763.72113 Mills Bill/4

The Under Secretary of the Treasury (Winston) to the Assistant Secretary of State (Olds)

Dear Mr. Olds: I have your letter of March 16th21 with reference to the conversation of Mr. Prochnik, the Austrian Minister, with your Department. In preparing comprehensive legislation for settling the questions existing between Germany, its nationals, the United States and the American mixed claimants, I found it impracticable to cover in the same bill the return of the Austrian and Hungarian property. [Page 128] It is the desire of the Treasury that one bill settle all war questions between the two countries and their nationals. We could do this in the case of Germany because the Mixed Claims Commission for the determination of American claims has been set up, the claims have been filed, the limitation for filing of claims has passed, most of the claims have been adjudicated, and it is possible to obtain an accurate estimate of the total amount of awards and thus fix the probable immediate liabilities of the Treasury with respect to advancing the cash to pay the awards. In the Austrian and Hungarian cases a Commission, I understand, has been set up quite recently and claims are being filed, but the period of limitation for the filing of claims has not run, and it is impossible to estimate, therefore, the total amount of claims which will be presented. It follows necessarily that no satisfactory estimate can be made of the probable amount of awards. Germany has made an arrangement for providing cash to be applied towards the payment of awards. No such arrangement has been set up by, the Austrian or Hungarian Governments. The Treasury felt that it could not very well ask Congress to commit the Treasury to liabilities the amount of which could not now be estimated and the means of meeting which were not provided.

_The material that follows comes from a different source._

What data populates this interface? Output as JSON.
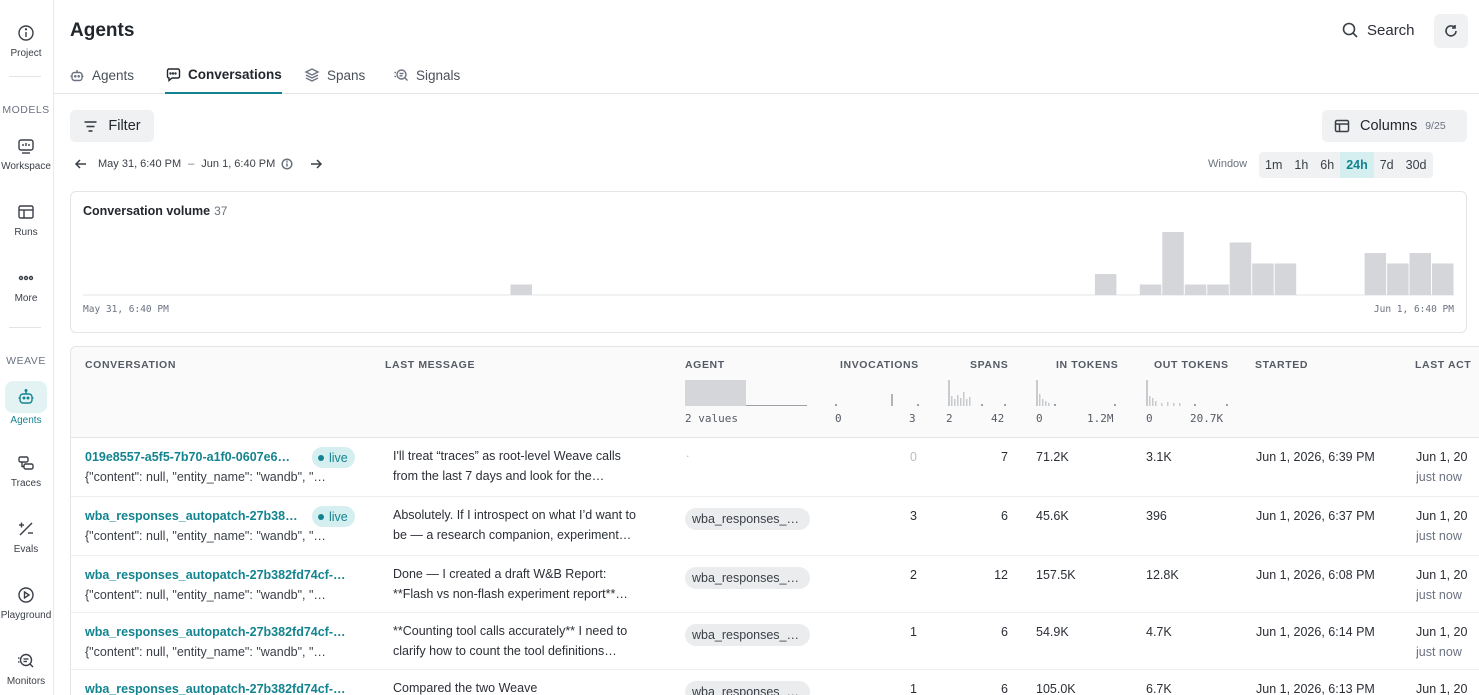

It seems to me that the considerations I have mentioned above clearly differentiate the German from the Austrian and Hungarian situations. If Congress, however, should adopt the policy along the lines indicated by our proposed bill in the case of Germany, it seems to me that this same policy logically ought to be extended to the Austrian and Hungarian situations when at some later period their liabilities for mixed claims and the means of payment therefor have been definitely established. I feel sure that the Treasury would be glad to make a statement along this line when the bill affecting the German questions is presented.